This is a question about the action of the Dirac delta on Sobolev spaces $H^s(\mathbb{R}^d) = W^{s,2}(\mathbb{R}^d)$.
We know that $\delta(\underline{x})\in H^s(\mathbb{R}^d)$ for $s<-d/2$.
In 2D, consider $v \in H^2(\mathbb{R}^2)$. Since $\delta(\underline{x})\in H^{-2}(\mathbb{R}^2)$ (the dual of $H^2(\mathbb{R}^2)$), the Dirac delta acts on $v$ as $$\int_{\mathbb{R}^2} \delta(\underline{x}) v(\underline{x}) \; \mathrm{d}\underline{x} = v(\underline{0}).$$ Furthermore, in 2D, we have the Sobolev embedding $H^2(\mathbb{R}^2) \subset C^0(\mathbb{R}^2)$, so the value of $v$ at $\underline{0}$ is well-defined.

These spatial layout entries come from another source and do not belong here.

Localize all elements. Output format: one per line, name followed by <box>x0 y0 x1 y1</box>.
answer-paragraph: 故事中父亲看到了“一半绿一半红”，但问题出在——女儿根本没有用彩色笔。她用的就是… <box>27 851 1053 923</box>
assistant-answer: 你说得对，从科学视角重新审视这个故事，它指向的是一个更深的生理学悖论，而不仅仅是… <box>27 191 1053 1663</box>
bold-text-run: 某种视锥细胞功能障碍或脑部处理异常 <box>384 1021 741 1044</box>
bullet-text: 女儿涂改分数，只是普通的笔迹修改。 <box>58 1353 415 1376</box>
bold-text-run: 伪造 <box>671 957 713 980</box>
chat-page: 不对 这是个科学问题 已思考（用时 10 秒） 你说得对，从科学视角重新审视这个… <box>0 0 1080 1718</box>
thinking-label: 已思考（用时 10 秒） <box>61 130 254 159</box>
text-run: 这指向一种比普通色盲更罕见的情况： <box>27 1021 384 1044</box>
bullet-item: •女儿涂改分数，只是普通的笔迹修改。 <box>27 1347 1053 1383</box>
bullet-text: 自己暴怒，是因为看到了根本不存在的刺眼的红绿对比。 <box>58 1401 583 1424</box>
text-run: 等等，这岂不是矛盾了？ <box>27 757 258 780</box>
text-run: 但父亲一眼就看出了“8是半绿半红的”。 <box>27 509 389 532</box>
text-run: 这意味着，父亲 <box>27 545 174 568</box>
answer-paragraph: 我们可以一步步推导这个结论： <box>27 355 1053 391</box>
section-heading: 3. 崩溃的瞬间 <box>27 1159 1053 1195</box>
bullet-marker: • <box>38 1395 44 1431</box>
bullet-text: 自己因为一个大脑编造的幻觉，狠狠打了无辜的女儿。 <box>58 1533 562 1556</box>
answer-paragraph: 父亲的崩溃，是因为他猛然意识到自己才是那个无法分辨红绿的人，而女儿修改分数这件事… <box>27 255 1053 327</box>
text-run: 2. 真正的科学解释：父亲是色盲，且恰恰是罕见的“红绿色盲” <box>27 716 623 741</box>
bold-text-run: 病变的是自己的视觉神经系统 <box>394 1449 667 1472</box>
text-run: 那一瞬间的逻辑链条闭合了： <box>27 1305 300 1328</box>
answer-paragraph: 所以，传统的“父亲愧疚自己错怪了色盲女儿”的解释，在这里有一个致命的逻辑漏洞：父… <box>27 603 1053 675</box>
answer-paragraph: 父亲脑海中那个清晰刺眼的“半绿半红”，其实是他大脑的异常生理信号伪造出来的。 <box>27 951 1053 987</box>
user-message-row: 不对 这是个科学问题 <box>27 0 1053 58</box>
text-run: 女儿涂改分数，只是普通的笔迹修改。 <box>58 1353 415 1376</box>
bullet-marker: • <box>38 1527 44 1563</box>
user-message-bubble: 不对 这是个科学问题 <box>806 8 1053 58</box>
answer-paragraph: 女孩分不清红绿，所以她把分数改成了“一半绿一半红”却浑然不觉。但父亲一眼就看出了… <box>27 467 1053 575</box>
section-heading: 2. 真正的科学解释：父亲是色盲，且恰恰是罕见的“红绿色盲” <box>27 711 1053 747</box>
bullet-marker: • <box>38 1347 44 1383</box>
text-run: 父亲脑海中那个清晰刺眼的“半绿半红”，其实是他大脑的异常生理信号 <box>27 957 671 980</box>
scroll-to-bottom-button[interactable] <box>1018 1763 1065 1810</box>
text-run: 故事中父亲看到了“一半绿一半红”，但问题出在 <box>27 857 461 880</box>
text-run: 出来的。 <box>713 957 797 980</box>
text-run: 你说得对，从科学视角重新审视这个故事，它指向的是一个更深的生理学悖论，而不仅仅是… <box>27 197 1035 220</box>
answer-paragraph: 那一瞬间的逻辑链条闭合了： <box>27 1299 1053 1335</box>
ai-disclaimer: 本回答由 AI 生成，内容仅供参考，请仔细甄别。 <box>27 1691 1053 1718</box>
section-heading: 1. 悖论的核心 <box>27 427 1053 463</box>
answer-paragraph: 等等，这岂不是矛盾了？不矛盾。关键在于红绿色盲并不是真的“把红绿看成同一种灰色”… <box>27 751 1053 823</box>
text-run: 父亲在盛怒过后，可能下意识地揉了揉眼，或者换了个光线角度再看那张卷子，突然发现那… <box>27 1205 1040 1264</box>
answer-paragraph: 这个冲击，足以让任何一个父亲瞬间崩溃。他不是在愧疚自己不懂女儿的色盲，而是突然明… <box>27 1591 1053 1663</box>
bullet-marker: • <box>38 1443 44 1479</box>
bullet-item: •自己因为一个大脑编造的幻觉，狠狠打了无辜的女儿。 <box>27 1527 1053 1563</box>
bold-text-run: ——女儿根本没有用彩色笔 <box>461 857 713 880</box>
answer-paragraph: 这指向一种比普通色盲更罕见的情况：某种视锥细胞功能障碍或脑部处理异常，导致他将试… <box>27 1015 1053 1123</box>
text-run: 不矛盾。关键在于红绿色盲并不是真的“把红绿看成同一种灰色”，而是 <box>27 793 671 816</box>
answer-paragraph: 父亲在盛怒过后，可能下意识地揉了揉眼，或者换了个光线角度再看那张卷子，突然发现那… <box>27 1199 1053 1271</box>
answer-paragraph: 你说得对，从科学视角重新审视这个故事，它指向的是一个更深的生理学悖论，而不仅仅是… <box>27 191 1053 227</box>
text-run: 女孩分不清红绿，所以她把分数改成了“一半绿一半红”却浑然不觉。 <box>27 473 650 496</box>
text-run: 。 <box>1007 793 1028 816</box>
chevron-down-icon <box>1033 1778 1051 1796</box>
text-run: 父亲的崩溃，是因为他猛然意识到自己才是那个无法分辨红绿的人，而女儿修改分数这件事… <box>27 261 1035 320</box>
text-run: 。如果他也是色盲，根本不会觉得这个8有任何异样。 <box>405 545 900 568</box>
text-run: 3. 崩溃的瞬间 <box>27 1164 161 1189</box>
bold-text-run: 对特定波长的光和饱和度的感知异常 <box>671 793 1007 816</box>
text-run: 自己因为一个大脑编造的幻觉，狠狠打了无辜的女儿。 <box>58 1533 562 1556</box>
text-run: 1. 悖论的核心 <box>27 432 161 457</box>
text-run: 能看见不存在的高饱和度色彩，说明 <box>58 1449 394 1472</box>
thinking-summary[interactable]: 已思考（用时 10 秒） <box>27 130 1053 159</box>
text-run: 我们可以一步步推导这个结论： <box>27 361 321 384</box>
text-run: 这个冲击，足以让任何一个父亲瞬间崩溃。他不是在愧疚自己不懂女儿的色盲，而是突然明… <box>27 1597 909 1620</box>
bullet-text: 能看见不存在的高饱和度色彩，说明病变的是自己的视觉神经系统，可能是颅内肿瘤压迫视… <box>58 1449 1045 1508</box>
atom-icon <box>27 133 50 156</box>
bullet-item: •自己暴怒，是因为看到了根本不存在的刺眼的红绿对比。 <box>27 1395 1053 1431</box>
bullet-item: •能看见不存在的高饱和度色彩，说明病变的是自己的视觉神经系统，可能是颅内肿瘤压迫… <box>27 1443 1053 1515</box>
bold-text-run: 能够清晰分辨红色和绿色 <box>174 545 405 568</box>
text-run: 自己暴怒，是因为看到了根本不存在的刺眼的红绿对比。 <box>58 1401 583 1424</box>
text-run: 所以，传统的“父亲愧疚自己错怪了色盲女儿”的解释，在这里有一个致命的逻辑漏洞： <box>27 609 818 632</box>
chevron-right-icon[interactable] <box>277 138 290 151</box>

However in 3D I am a bit confused: Take $v \in H^2(\mathbb{R}^3)$, and we still have $\delta(\underline{x})\in H^{-2}(\mathbb{R}^3)$. The action of $\delta$ on $v$ should be well-defined as above. However, in 3D we know that $H^2(\mathbb{R}^3) \not\subset C^0(\mathbb{R}^3)$, so I can't see how the answer of $v(\underline{0})$ is well-defined as we shouldn't be able to talk about point values of $v$.
Thanks.
I think the mistake is that $$ H^2(\mathbb R^3) \subset C^0(\mathbb R^3) $$ is true.
Using the Sobolev embedding theorem, we can see that $H^2(\mathbb R^3) =W^{2,2}(\mathbb R^3)\subset W^{1,6}(\mathbb R^3)$.
Then using the part of the theorem that uses Holder spaces, we have $ W^{1,6}(\mathbb R^3) \subset C^{0,\tfrac12}(\mathbb R^3). $